Die Europäische Kommission will den europäischen Verbriefungsrahmen weiterentwickeln. Ziel ist es, operative Belastungen zu reduzieren und bestehende Vorgaben an die Markt- und Investitionsrealität anzupassen – ohne die zentralen Stabilitätsmechanismen aufzugeben.
Der Bankenfachverband begrüßt die Initiative. Verbriefungen sind ein zentrales Instrument moderner Finanzierung: Sie ermöglichen es Instituten, Risiken zu diversifizieren und zusätzliche Finanzierungsspielräume für Unternehmen, Mittelstand und Verbraucher zu schaffen. Gerade vor dem Hintergrund hoher Investitionsbedarfe in Transformation, Digitalisierung und Infrastruktur kommt diesem Instrument besondere Bedeutung zu.

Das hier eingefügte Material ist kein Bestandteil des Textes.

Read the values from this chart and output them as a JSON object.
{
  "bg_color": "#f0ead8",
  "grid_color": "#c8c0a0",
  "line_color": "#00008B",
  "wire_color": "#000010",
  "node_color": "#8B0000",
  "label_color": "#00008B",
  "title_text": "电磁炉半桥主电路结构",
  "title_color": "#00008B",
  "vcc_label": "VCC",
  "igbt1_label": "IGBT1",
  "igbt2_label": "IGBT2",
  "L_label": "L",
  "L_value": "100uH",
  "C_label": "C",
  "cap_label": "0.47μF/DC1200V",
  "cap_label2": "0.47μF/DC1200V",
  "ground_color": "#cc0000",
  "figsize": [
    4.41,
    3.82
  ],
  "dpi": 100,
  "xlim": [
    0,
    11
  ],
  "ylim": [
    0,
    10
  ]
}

„Verbriefungen sind kein Selbstzweck. Sie schaffen Spielräume für zusätzliche Kreditvergabe und stärken die Finanzierung für realwirtschaftliche Investitionen“, sagt Jens Loa, Geschäftsführer des Bankenfachverbandes. „Ein stabiler Ordnungsrahmen ist unverzichtbar.“
Die Vorschläge der Kommission sehen unter anderem Erleichterungen bei Transparenz- und Sorgfaltspflichten sowie Anpassungen im Bereich standardisierter Verbriefungen (STS) vor. Zentrale Stabilitätselemente – etwa Risikoübernahmevorgaben und die aufsichtliche Einbindung – bleiben bestehen. Ziel der Überarbeitung ist es zudem, bestehende Vorgaben in ihrer praktischen Anwendung zu vereinfachen und administrativen Aufwand zu reduzieren.
„Die Überarbeitung zeigt, dass Stabilität und wirtschaftliche Funktionsfähigkeit gemeinsam gedacht werden müssen. Regulierung sichert Vertrauen und muss zugleich so ausgestaltet sein, dass sie Investitionsfähigkeit erhält“, so Loa.